How do you explain to a teacher that your child is so stubborn and scared and shy that she won’t speak up even if she’s sick?
They didn’t have time to see to her, they had too many kids in the classroom. I felt so bad that I went up to the school many times just to sit in class with her and make sure she was getting what she needed. When she got a bit older, around 3rd grade, I noticed more maturation and little more sociable aspects peek through. She only had one or two friends and hardly ever went on playdates, but there was a slow change happening. At least she would talk to some of the kids at this point. People found it so hard to believe after meeting me that she was my child. Not one iota of outgoingness in her. I remember when she and my son were toddlers, I went to a party and while my son was holding on to my leg for dear life, she had the other leg with her nails dug in so deep, I wasn’t going anywhere.

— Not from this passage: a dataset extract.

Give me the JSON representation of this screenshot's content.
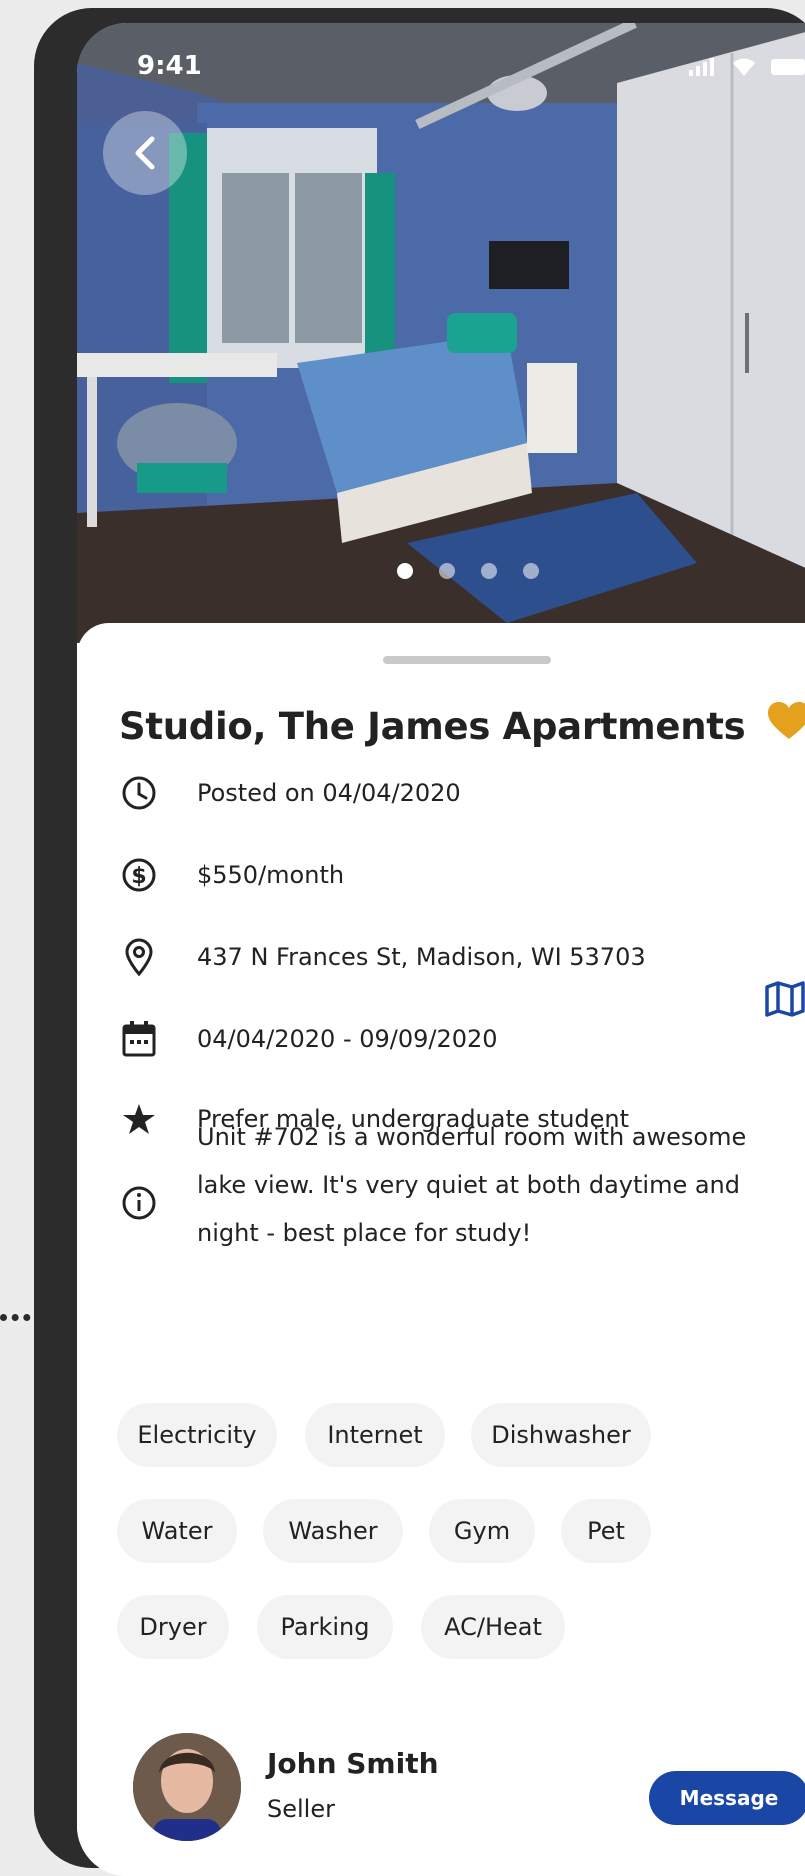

Fast forward many years later, and with all hilarity, I look at this outspoken, hormonal teen with all her friendship angst, and it really does amaze me how she has changed.
One of the main contributing factors I feel that really helped open her up was that I put them both in Kung Fu after her brother, who was two years younger, had been bullied. By the end of a year of taking martial arts, what a difference it made in their confidence and being more vocal. For my daughter, though she didn’t want to continue, she was bursting from her shell by the time she was in 4th grade. She even went as far as creating a YouTube channel. For my son, who was also equally if not even more shy, I saw him blossom and have a bigger social life than even I have.
Raising shy children hasn’t been easy.
But finding ways to boost their confidence, talking to them by providing a safe, secure and loving environment so that they can begin to explore and use their voice, I feel are all ways to help children break free from the walls that surrounded them. With effort and patience, some children will come out and go on to be interactive with others.
It may not be martial arts, but finding some kind of social venue that is in their interest is something that I would recommend to help break your child out of their shy shell.